Monday, August 3, 2009

3rd Century Ride - 19.5 mph

So I went on my 3rd Century ride with the team this weekend. I held an amazing 19.5 mph for all of the 105 miles. We did stop 3 times (briefly) for hydration...so that is a bit of an *asterisk*...and it was pace lined...so that has to be factored...and I did get dropped in the last 10 miles by my coach and two others and that was depressing...but all in all...I am feeling pretty good about the progress and my prospects for Ironman Louisville.

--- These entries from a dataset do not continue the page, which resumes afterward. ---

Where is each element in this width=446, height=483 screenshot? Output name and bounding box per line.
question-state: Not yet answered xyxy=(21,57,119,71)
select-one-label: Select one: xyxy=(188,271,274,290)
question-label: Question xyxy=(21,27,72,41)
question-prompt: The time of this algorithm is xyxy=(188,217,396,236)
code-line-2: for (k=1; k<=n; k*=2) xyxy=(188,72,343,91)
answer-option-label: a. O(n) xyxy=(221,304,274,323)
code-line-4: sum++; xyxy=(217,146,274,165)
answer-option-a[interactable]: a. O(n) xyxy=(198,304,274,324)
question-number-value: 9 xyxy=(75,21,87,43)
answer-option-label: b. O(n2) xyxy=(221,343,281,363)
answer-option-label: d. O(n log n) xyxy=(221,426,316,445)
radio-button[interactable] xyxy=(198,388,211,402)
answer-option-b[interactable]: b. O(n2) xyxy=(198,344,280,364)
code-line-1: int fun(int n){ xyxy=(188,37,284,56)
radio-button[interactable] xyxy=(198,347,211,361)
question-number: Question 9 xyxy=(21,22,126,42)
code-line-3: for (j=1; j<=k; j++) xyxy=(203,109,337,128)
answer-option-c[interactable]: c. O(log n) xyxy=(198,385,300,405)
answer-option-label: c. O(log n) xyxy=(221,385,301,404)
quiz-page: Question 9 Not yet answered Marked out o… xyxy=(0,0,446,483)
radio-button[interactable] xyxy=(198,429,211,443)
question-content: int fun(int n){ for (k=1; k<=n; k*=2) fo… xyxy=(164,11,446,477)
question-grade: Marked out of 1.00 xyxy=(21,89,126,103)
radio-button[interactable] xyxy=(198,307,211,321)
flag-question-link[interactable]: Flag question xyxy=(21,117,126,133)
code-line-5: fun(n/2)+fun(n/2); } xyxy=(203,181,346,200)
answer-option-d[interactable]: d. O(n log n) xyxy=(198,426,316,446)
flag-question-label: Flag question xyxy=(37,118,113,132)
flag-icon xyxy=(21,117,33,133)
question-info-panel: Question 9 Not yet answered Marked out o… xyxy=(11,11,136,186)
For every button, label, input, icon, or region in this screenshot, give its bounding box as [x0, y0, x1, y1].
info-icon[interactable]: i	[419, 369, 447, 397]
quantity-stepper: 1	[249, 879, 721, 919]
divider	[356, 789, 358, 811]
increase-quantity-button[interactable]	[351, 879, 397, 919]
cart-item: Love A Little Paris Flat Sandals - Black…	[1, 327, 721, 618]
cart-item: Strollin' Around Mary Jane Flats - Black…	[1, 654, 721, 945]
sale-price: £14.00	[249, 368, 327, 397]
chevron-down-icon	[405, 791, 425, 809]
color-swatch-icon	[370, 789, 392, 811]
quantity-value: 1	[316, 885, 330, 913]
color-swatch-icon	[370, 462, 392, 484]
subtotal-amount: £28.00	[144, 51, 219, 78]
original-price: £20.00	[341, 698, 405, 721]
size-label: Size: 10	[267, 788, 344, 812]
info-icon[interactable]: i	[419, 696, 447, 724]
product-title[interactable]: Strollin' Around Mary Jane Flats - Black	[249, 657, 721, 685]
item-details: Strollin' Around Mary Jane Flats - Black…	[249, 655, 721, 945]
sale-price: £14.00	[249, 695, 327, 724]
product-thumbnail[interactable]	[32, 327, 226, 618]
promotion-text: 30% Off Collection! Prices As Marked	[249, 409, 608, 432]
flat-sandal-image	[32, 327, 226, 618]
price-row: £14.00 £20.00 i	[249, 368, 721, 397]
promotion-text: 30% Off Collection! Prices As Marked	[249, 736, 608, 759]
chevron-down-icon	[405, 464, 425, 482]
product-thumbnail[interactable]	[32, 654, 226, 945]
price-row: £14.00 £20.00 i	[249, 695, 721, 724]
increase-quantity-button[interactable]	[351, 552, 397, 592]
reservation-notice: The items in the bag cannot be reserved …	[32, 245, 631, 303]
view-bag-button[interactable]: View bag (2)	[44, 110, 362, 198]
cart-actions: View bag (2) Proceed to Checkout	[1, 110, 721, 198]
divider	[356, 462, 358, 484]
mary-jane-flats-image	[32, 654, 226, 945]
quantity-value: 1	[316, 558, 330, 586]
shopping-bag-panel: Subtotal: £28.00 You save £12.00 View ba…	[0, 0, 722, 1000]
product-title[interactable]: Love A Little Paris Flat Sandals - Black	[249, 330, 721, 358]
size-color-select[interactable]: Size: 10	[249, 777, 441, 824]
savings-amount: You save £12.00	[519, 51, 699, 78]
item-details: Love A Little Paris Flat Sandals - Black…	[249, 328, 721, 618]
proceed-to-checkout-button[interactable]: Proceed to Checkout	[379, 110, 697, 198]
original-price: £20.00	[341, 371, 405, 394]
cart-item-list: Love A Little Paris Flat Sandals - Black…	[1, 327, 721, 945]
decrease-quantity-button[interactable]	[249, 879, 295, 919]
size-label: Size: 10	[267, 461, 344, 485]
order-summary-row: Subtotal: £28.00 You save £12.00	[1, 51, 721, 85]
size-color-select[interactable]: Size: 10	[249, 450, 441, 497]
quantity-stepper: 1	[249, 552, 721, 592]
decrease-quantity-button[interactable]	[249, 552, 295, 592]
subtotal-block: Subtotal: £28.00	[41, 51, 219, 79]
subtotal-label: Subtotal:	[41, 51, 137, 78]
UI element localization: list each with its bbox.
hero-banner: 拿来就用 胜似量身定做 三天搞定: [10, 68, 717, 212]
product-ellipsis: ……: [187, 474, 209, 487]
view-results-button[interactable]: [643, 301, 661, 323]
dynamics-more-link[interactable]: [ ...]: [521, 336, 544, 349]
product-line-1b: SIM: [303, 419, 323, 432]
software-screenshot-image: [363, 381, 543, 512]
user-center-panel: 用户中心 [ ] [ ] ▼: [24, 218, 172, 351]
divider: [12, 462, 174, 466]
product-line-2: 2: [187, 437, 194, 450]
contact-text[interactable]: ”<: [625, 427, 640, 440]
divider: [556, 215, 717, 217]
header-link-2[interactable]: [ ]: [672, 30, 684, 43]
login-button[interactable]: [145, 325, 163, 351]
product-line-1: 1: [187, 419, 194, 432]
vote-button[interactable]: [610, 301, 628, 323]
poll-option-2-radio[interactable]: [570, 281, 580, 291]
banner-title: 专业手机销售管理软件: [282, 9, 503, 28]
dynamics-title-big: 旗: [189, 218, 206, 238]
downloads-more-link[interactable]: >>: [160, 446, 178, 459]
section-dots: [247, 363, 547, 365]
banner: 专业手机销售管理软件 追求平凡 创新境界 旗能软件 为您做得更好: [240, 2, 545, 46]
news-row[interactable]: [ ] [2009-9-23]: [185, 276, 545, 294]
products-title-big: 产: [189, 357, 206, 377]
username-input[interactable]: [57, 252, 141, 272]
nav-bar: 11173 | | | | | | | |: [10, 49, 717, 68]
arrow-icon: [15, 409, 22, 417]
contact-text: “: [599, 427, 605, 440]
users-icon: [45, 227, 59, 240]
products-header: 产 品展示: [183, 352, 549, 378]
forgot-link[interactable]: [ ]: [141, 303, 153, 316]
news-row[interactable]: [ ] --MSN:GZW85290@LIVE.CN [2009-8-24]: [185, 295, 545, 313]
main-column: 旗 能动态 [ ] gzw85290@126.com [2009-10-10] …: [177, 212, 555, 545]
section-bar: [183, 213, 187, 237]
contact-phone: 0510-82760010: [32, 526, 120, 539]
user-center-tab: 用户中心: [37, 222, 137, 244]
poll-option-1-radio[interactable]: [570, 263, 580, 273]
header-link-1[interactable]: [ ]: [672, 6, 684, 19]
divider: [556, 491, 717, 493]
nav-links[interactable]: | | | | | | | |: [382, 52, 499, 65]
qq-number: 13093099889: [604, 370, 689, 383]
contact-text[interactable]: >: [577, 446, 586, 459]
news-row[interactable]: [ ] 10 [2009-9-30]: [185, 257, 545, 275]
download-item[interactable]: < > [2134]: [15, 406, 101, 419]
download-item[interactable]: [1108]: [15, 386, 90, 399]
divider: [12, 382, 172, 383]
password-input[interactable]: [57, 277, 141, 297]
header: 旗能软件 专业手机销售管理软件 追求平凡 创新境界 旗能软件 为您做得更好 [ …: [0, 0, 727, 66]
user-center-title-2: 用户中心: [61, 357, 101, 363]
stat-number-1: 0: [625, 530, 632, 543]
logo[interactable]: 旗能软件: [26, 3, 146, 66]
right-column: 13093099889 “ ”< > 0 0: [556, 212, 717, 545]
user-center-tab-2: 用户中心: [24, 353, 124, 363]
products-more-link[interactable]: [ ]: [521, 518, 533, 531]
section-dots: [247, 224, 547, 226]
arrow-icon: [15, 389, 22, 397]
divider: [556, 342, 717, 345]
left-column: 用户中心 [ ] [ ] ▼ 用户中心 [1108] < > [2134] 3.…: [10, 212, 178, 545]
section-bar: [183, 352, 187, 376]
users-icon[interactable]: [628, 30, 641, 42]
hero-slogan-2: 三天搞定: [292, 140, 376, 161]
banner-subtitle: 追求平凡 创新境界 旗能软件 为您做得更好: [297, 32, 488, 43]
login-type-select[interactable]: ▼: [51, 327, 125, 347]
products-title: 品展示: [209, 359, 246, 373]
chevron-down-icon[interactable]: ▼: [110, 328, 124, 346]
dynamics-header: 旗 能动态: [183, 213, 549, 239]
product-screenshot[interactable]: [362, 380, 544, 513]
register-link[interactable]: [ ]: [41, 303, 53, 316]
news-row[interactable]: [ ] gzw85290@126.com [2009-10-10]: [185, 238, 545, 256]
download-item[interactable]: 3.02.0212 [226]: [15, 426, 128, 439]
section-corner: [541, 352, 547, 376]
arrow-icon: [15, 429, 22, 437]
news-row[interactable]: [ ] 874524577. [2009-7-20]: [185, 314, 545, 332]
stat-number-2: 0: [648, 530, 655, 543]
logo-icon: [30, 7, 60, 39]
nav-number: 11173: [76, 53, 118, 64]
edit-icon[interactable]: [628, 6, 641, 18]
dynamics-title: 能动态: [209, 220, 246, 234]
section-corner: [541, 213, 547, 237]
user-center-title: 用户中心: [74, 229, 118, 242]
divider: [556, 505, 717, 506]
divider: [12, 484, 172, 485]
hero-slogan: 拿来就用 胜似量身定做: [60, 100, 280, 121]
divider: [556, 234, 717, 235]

Of course, several things have me concerned. First, my right knee flared up at the end of the ride. My bad knee. My ACL-less right knee that I have refused to fix. Second, my transition run was turtle slow. I think it was because I pushed so hard (for me) on the ride. Third, I really can't see myself running the entire marathon after a 112 mile bike. Fourth, what's up with the numbness I am feeling every 5-10 miles in my groin area? Gotta fix that! Fifth, is IronMan stupid when my entire focus and motivation is performing well in Half Ironman Cancun? All the literature says that it is stupid to try to race a race three weeks after an Ironman.

I don't want to be a quitter. I definitely do not want to wait til next May to do my first Ironman. I do know that all this training is making me stronger. But I don't want to kill myself in this race and then be "toast" for Cancun. Analysis paralysis. All the travel and logistics is also buzz kill.

This is typical for me. Anxiety. Manic episodes of worry and wasted energy. I just have to make a decision and go with it. T-Bart may be coming to Louisville and that is a plus. The swim is "down-stream" and that is cool. I know I can do the swim and bike and then at least 8-10 miles of the run...then I can walk.

I also have to look at the big picture...I have hit many of my goals that were set in January. I podiumed in two races. I came in first in one of the disciplines in a race (swimming in Englewood)...I ran a sub 20 minute 5K. I have to work on the balance and perspective and not get stressed out about Ironman and all the challenges associated with it. I have to train with a smile and smell the roses along the way. Life isn't perfect. Plans don't always line up. Balance doesn't always happen.

As I stress out here...irrationally...a team member rests in a hospital bed after being attacked by two dogs on her ride this past Saturday. She broke two bones and has spots on her head...Without a helmet, she would be dead...Talking about the unpredictable. Life can change in a heart-beat. I just have to live it. Breath. Smile. Laugh. Accept.